After working with EMC over the summer and evaluating the capabilities of utilizing Isilon storage as an HDFS layer, including the NameNode, it got me thinking about how the VMware Big Data Extensions could be utilized to create the exact same functionality. If you’ve read any of the other posts around extending the capabilities of BDE beyond just what it ships with, you’ll know the framework allows an administrator to do nearly anything they can imagine.

As with creating a Zookeeper-only cluster, all of the functionality for a HDFS-only cluster is already built into BDE — it is just a matter of unlocking it. It took less than 10 minutes to set up all the pieces.

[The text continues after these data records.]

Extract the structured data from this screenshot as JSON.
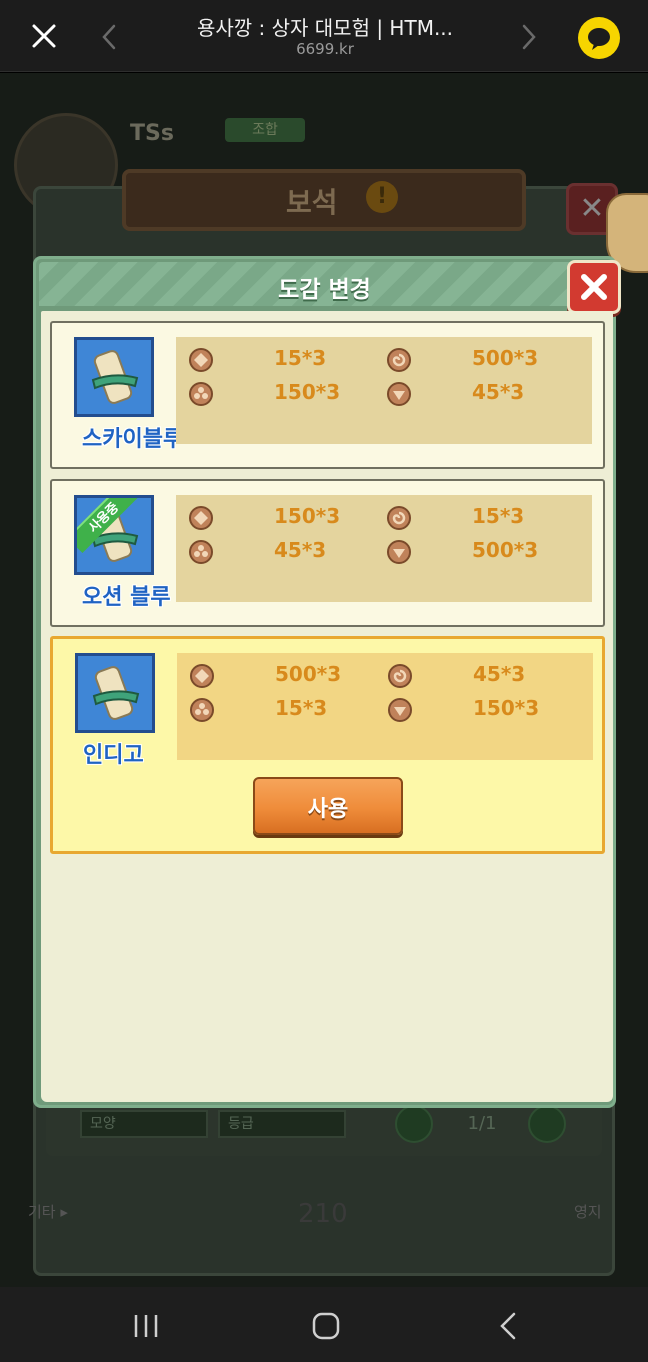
{
  "browser": {
    "title": "용사깡 : 상자 대모험 | HTM...",
    "url": "6699.kr",
    "icons": {
      "close": "close-icon",
      "back": "chevron-left-icon",
      "forward": "chevron-right-icon",
      "talk": "kakaotalk-icon"
    }
  },
  "background": {
    "player_prefix": "TSs",
    "rank_label": "조합",
    "gem_panel_title": "보석",
    "filter_shape": "모양",
    "filter_grade": "등급",
    "page_indicator": "1/1",
    "etc_label": "기타 ▸",
    "count": "210",
    "right_label": "영지"
  },
  "dialog": {
    "title": "도감 변경",
    "cards": [
      {
        "name": "스카이블루",
        "in_use": false,
        "selected": false,
        "stats": {
          "diamond": "15*3",
          "swirl": "500*3",
          "flower": "150*3",
          "gem": "45*3"
        }
      },
      {
        "name": "오션 블루",
        "in_use": true,
        "in_use_label": "사용중",
        "selected": false,
        "stats": {
          "diamond": "150*3",
          "swirl": "15*3",
          "flower": "45*3",
          "gem": "500*3"
        }
      },
      {
        "name": "인디고",
        "in_use": false,
        "selected": true,
        "use_button": "사용",
        "stats": {
          "diamond": "500*3",
          "swirl": "45*3",
          "flower": "15*3",
          "gem": "150*3"
        }
      }
    ]
  },
  "colors": {
    "accent_orange": "#ef8c3a",
    "name_blue": "#1f63c3",
    "stat_orange": "#d88a1c",
    "header_green": "#7aa888"
  }
}
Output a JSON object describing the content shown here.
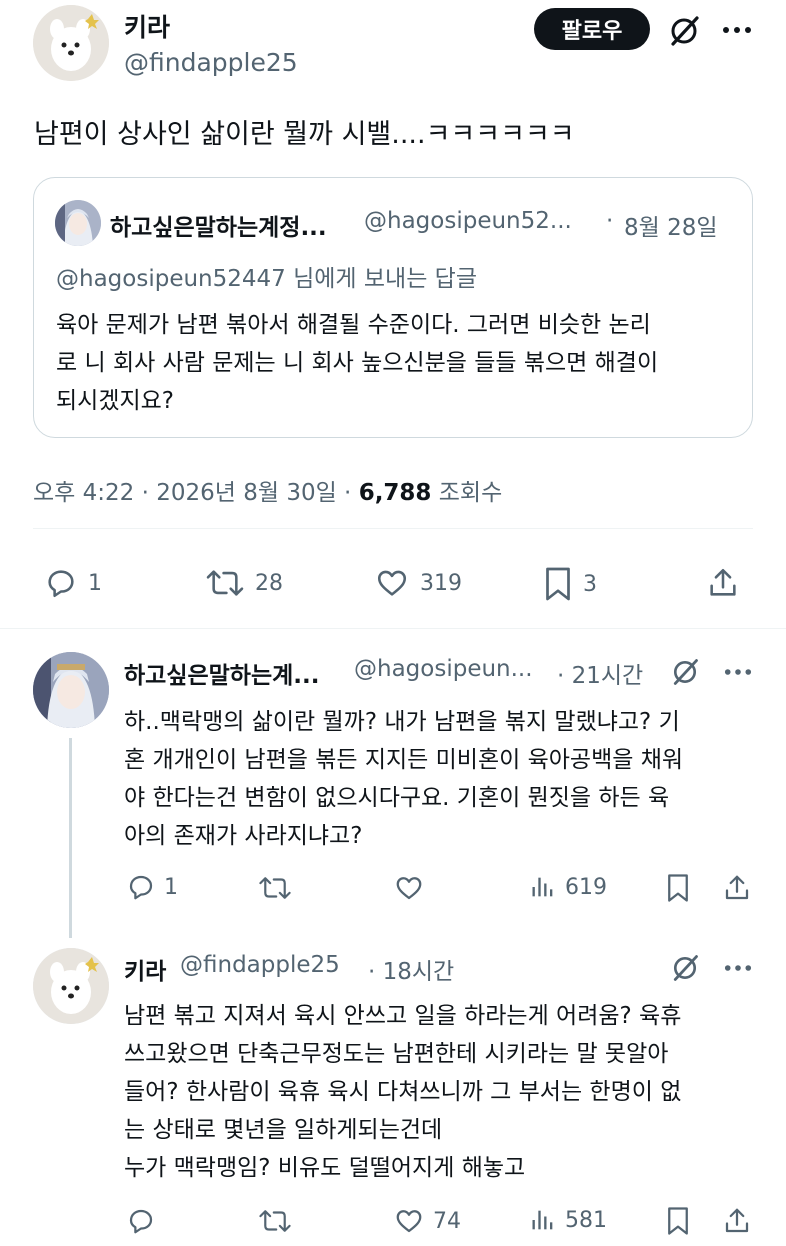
{
  "main_tweet": {
    "display_name": "키라",
    "handle": "@findapple25",
    "follow_label": "팔로우",
    "text": "남편이 상사인 삶이란 뭘까 시밸....ㅋㅋㅋㅋㅋㅋ",
    "quoted": {
      "display_name": "하고싶은말하는계정...",
      "handle": "@hagosipeun52...",
      "sep": "·",
      "date": "8월 28일",
      "reply_to": "@hagosipeun52447 님에게 보내는 답글",
      "text_lines": [
        "육아 문제가 남편 볶아서 해결될 수준이다. 그러면 비슷한 논리",
        "로 니 회사 사람 문제는 니 회사 높으신분을 들들 볶으면 해결이",
        "되시겠지요?"
      ]
    },
    "meta": {
      "time_date": "오후 4:22 · 2026년 8월 30일 ·",
      "views": "6,788",
      "views_label": "조회수"
    },
    "actions": {
      "replies": "1",
      "retweets": "28",
      "likes": "319",
      "bookmarks": "3"
    }
  },
  "replies": [
    {
      "display_name": "하고싶은말하는계...",
      "handle": "@hagosipeun...",
      "time": "· 21시간",
      "text_lines": [
        "하..맥락맹의 삶이란 뭘까? 내가 남편을 볶지 말랬냐고? 기",
        "혼 개개인이 남편을 볶든 지지든 미비혼이 육아공백을 채워",
        "야 한다는건 변함이 없으시다구요. 기혼이 뭔짓을 하든 육",
        "아의 존재가 사라지냐고?"
      ],
      "replies": "1",
      "retweets": "",
      "likes": "",
      "views": "619"
    },
    {
      "display_name": "키라",
      "handle": "@findapple25",
      "time": "· 18시간",
      "text_lines": [
        "남편 볶고 지져서 육시 안쓰고 일을 하라는게 어려움? 육휴",
        "쓰고왔으면 단축근무정도는 남편한테 시키라는 말 못알아",
        "들어? 한사람이 육휴 육시 다쳐쓰니까 그 부서는 한명이 없",
        "는 상태로 몇년을 일하게되는건데",
        "누가 맥락맹임? 비유도 덜떨어지게 해놓고"
      ],
      "replies": "",
      "retweets": "",
      "likes": "74",
      "views": "581"
    }
  ],
  "colors": {
    "text": "#0f1419",
    "muted": "#536471",
    "border": "#cfd9de",
    "divider": "#eff3f4",
    "follow_bg": "#0f1419"
  }
}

I needed to add Cloudera 5.2.1 support into my new BDE 2.1 lab environment, so the first command sets that functionality up. After that, the rest of commands are all that are needed:

# config-distro.rb --name cdh5 --vendor CDH --version 5.2.1 --repos http://archive.cloudera.com/cdh5/redhat/6/x86_64/cdh/cloudera-cdh5.repo
# cd /opt/serengeti/www/specs/Ironfan/hadoop2/
# mkdir -p donly
# cp conly/spec.json donly/spec.json
# vim donly/spec.json

I configured the donly/spec.json file to include the following:

  1 {
  2   "nodeGroups":[
  3     {
  4       "name": "DataMaster",
  5       "description": "It is the VM running the Hadoop NameNode service. It manages HDFS data and assigns tasks to workers. The number of VM can only be one. User can specify     size of VM.",
  6       "roles": [
  7         "hadoop_namenode"
  8       ],
  9       "groupType": "master",
 10       "instanceNum": "[1,1,1]",
 11       "instanceType": "[MEDIUM,SMALL,LARGE,EXTRA_LARGE]",
 12       "cpuNum": "[2,1,64]",
 13       "memCapacityMB": "[7500,3748,max]",
 14       "storage": {
 15         "type": "[SHARED,LOCAL]",
 16         "sizeGB": "[50,10,max]"
 17       },
 18       "haFlag": "on"
 19     },
 20     {
 21       "name": "DataWorker",
 22       "description": "They are VMs running the Hadoop DataNode services. They store HDFS data. User can specify number and size of VMs in this group.",
 23       "roles": [
 24         "hadoop_datanode"
 25       ],
 26       "instanceType": "[SMALL,MEDIUM,LARGE,EXTRA_LARGE]",
 27       "groupType": "worker",
 28       "instanceNum": "[3,1,max]",
 29       "cpuNum": "[1,1,64]",
 30       "memCapacityMB": "[3748,3748,max]",
 31       "storage": {
 32         "type": "[LOCAL,SHARED]",
 33         "sizeGB": "[100,20,max]"
 34       },
 35       "haFlag": "off"
 36     }
 37   ]
 38 }

The final part is to add an entry for a HDFS-Only cluster in the /opt/serengeti/www/specs/map file:

128   {
129     "vendor" : "CDH",
130     "version" : "^\\w+(\\.\\w+)*",
131     "type" : "HDFS Only Cluster",
132     "appManager" : "Default",
133     "path" : "Ironfan/hadoop2/donly/spec.json"
134   },

Restart the Tomcat service on the management server and the option is now available. The configured cluster when it is done looked like this in the VMware vCenter Web Client:

HDFS-Only_Cluster-1

You can view the status of the HDFS layer through the standard interface:

HDFS-Only_Cluster-2

Being able to have this functionality within VMware Big Data Extensions allows an environment to provide a dedicated HDFS data warehouse layer to your applications and other application cells.